Rugs Blankets Leathers

spring cleaning after glacial
retreat, wedding gown cool
after a long honey
stain to remove, to shuffle away
between sheets of tissue to dry
a salty eye for a child

to grow into. Comforters
promise olamic sleep,
cushion the cleaning,
Pillows the head
held high over steam
of iron, spit of starch. Down

Garments like wearing Pillows
soft landings in an icy
marriage. Drapes, reasons
to come When
Quality & Price Count.
Repellents.
We do not agree.

Come to Eastlake Cleaners
for the angel to teach you to love
city birds and trees, birds
in city trees, grain and wind,
grain cast in wind. She will fly
from the window and we will learn.


__

MURMURATION

                              Bird warbled to bird, overheard,
eavesdropped on the party line, wind whistling
poles crackling Alexander
Graham Bell.

                              Now twenty pairs
of yellow claws clench
the telephone wire. Beaks preen.
Wings stretch iridescence, await

                              Joo-Eun, Silver Pearl
to finish her afternoon
cleaning.

She will dust the parking lot with gilded grain. Here

at the door to Eastlake
Cleaners When Quality & Price
Count,
she coaxes, tosses crumbs to shy English Sparrows.
She whispers Korean vo-

                                                            wels like pearls.

They understand as one
wisdom, syllables
silver and ringing.


__

BELIEVING IN BIRDS

Let's run through that again. In plain language, she steps out

of the door to Eastlake Cleaners, and is swarmed
          by a plural of birds, a charm
          of finches.

This is not Hitchcock, no flights of fancy. This is not a thaumaturgy. This is not
          an evangelist's tent.

A halo of wing surrounds
          a woman who is not stunned, smiles,
          calmly lifts her arms, conducting

a feathered symphony. Do I report this to the local Department

of Miracle Control, tie small prayers
          on ginkgo branches? Do I build altars
          in the parking lot, shower them

with blossoms? Shall we petition to canonize her for gifts to lowly workers who do not sing.

We hear them crying
          the way they do when they are ready
          to settle for the night.


__

A YEAR PASSES LIKE A SNOWFLAKE

falling into a lake a moment
intricate, white, dissolved

(waiting for moon)

to join thousands of liquid years
glacier lake made pure

(to rise through tree trunks)

by snowflake each your face
at the edge of vision lace repeating

(moon in the wrong part of sky)

itself tatted by hand every expression
crystalline perfection

(where it has never been before)

your face on my skin melts
a year passes like a snowflake

 

____

on INSTRUCTIONS...: Keeper of the cleaning codex, my mother hangs the wash in the bitter cold wearing a mink "only reasonable use for it" coat, sublime ice to vapor. Call when in laundry quandary.

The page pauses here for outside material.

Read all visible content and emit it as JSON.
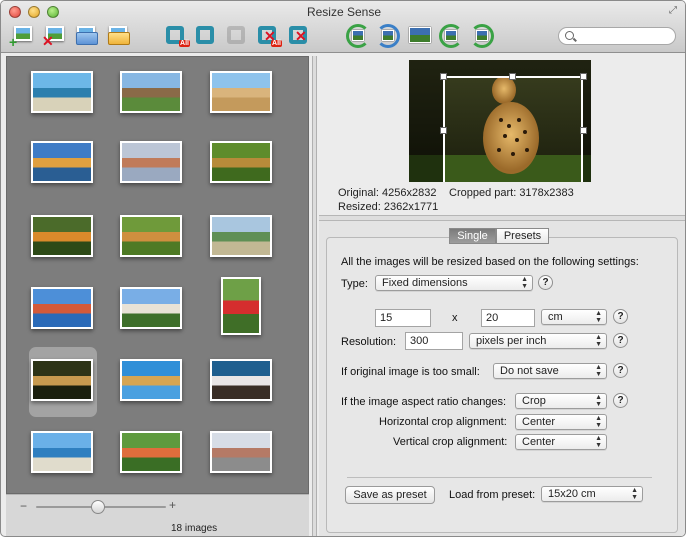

on MURMURATION: A study in plurals. A quote from Paul Wilner's Serious Business (Paris Review) memorized in 1976.

on BELIEVING...: We, the people, believe rather fervently in many things that are not amassed in the power structures of major world religions, hiccup fortune 500s.

on A YEAR...: "Without A Bird" and "Landing Under Water, I See Roots" by Annie Finch and "Ask Me" by William Stafford.